The key parameters of RSA algorithm are P,Q and E, you create key by function func NewKey(bitSize int, k, l uint16, args *KeyMetaArgs) (shares KeyShareList, meta *KeyMeta, err error). Then I assign values to the args.Pand args.Q, recompile and run. The error occured: cannot create RRSig: pkcs11: 0xC0: CKR_SIGNATURE_INVALID. Retrying... I check this problem. I found that your main parameters are P, Q, E, Pr and Qr.They have relationship as follow:

*1. P = 2 Pr +1

  1. Q= 2 * Qr +1
  2. P, Q, Pr, Qr must be primes**

the question is the relationship between P and Pr(Q and Qr) is necessary? Can I break the relationship? If the answer is no,can you explain the effect of Pr and Qr (about threshold signature).

this is your code. My code as follows:

    …
    args.P , _ = new(big.Int).SetString("11412879881261784034341875847556879290386586673811980422472038049071203164497810274017917803536267218219969053848641800960281780069534399041656149390689081", 10)
    args.Q , _ = new(big.Int).SetString("11308172758222196531824125862641498135187285652645845194187882846704990728143368707278921853970069922413307739946193961641311362159501349419905193007290891", 10)
     if args.P != nil {
                if !args.P.ProbablyPrime(c) {
                        err = fmt.Errorf("p should be prime, but it's not")
                        return
                }
                p.Set(args.P)
                pr.Sub(p, big.NewInt(1)).Div(pr, big.NewInt(2))
        } else {
                if p, pr, err = generateSafePrimes(pPrimeSize, rand.Reader); err != nil {
                        return
                }
     }

     if args.Q != nil {
                if !args.Q.ProbablyPrime(c) {
                        err = fmt.Errorf("q should be prime, but it's not")
                        return
                }
                q.Set(args.Q)
                qr.Sub(q, big.NewInt(1)).Div(qr, big.NewInt(2))
        } else {
                if q, qr, err = generateSafePrimes(qPrimeSize, rand.Reader); err != nil {
                        return
                }
    }

    n.Mul(p, q)
    m.Mul(pr, qr)

    meta.PublicKey.N = n
    fmt.Println("meta.PublicKey.N:", meta.PublicKey.N)

    lBig.SetUint64(uint64(l))
    …
eriverosr commented 3 years ago

Hello,

According to Victor Schoup's paper (tcrsa is an implementation of that paper), you need an N composed by two large primes (P and Q), and each prime must satisfy the constraint that its value minus one and then halved is also prime (Pr and Qr in the code).

If you do not satisfy the constraint, you are not following the construction from the paper, and then you are exposed to the risk that your secret key could be insecure (I am not completely fluent on the topic, but I assume the probability of choosing a generator of a small subgroup for Z_m is considerably higher if Pr and Qr are not primes).
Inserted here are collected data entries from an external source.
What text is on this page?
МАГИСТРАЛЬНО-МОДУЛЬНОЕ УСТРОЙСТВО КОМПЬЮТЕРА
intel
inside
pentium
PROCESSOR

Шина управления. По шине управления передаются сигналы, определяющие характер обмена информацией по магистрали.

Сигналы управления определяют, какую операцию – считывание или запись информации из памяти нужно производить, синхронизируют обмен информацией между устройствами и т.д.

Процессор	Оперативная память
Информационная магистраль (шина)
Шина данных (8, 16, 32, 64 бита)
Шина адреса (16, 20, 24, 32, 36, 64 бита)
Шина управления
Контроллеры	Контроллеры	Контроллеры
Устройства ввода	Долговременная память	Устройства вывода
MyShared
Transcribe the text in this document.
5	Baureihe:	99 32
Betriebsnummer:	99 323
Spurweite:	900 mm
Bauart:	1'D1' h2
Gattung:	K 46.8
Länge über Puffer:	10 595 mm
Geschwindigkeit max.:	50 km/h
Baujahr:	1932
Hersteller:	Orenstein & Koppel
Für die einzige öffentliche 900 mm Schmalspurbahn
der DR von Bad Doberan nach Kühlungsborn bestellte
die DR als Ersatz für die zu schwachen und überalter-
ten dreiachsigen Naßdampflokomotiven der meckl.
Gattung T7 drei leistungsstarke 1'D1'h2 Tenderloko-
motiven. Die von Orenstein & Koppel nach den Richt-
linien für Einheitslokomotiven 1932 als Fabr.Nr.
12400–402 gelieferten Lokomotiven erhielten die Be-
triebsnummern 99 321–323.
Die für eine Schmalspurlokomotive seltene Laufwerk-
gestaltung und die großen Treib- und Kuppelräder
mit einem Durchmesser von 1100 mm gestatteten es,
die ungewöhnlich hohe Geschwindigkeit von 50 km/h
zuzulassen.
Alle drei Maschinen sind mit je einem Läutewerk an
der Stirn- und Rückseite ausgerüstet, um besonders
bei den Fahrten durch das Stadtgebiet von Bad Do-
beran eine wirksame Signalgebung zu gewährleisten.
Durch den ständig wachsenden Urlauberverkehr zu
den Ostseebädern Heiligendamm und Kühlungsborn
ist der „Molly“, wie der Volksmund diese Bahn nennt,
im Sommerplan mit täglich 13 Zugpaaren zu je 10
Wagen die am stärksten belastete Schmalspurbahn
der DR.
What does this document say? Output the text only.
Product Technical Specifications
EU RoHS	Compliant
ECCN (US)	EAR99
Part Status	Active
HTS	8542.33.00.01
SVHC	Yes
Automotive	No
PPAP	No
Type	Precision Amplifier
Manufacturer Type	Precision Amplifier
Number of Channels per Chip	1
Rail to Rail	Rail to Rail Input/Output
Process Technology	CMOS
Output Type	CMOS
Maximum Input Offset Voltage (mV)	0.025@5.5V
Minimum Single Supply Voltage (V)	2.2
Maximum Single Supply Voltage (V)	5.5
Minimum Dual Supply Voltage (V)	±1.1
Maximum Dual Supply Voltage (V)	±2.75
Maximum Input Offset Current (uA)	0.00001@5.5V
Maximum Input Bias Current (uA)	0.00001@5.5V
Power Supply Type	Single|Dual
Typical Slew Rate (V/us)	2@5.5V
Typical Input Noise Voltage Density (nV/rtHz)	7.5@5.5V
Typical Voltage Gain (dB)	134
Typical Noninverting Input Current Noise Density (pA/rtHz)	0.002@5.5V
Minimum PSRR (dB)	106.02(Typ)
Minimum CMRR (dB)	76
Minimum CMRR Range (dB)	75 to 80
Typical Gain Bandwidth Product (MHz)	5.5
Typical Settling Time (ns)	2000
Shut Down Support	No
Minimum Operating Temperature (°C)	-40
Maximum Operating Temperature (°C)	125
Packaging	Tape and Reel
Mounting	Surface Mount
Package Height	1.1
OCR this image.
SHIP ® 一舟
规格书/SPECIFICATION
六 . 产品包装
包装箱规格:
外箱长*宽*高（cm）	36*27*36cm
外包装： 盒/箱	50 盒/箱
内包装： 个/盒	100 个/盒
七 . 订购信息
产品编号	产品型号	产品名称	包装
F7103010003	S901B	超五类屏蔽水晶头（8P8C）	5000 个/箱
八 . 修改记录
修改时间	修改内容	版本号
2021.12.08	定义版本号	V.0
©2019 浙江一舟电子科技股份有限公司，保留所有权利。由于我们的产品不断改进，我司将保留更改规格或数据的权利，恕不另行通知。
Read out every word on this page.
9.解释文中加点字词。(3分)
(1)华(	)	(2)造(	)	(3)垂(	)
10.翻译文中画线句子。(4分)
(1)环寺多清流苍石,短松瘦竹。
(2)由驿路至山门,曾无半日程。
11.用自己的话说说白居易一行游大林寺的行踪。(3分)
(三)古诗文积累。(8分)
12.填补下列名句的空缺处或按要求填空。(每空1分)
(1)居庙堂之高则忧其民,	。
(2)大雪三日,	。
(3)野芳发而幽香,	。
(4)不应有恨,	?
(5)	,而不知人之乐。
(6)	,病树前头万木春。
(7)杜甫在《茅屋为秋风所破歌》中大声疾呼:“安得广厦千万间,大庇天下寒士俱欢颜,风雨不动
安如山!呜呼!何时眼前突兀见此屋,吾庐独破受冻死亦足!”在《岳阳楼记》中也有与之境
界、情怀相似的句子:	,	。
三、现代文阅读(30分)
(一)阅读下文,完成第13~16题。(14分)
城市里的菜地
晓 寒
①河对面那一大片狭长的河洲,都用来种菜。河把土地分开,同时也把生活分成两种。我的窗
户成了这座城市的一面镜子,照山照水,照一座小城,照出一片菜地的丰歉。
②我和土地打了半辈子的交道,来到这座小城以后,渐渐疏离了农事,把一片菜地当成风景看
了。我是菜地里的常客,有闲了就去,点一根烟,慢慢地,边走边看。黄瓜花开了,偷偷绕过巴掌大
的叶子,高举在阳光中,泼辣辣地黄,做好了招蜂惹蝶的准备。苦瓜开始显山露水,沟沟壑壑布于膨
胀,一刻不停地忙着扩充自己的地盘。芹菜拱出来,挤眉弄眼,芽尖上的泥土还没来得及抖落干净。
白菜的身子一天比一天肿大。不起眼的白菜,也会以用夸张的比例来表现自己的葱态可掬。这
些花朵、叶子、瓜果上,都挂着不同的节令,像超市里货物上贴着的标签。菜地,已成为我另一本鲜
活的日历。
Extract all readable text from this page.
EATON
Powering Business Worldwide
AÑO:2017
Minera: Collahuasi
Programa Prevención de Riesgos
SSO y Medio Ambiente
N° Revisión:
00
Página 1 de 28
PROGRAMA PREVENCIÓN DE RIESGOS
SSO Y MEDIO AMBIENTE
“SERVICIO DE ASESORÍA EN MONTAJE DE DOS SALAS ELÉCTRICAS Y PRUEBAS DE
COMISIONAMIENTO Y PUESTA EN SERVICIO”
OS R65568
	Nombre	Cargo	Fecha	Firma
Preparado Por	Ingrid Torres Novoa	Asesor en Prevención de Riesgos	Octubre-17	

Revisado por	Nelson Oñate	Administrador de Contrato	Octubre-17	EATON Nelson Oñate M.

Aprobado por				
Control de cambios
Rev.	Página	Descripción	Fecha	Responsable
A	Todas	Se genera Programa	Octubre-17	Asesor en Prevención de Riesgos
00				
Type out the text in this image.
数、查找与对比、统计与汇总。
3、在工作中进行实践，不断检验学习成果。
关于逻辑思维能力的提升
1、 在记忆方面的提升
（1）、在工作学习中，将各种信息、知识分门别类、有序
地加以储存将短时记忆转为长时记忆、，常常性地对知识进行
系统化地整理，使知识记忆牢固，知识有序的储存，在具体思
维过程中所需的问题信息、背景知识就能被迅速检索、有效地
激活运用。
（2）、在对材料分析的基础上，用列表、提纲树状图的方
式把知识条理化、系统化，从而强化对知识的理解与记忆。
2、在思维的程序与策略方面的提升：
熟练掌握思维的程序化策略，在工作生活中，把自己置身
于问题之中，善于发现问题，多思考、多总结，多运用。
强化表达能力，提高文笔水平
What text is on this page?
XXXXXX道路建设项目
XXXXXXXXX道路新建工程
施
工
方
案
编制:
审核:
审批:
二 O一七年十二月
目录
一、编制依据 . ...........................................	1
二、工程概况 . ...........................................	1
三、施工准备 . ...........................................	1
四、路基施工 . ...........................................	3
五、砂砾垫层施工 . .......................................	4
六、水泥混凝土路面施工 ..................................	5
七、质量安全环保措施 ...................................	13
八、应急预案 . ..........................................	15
In any case, I recommend you to check the paper and the construction of the cryptosystem to understand better why Pr and Qr should be primes.

itachiliu commented 3 years ago

Hello,

According to Victor Schoup's paper (tcrsa is an implementation of that paper), you need an N composed by two large primes (P and Q), and each prime must satisfy the constraint that its value minus one and then halved is also prime (Pr and Qr in the code).

If you do not satisfy the constraint, you are not following the construction from the paper, and then you are exposed to the risk that your secret key could be insecure (I am not completely fluent on the topic, but I assume the probability of choosing a generator of a small subgroup for Z_m is considerably higher if Pr and Qr are not primes). In any case, I recommend you to check the paper and the construction of the cryptosystem to understand better why Pr and Qr should be primes.

Thanks for your relay. I will read this paper.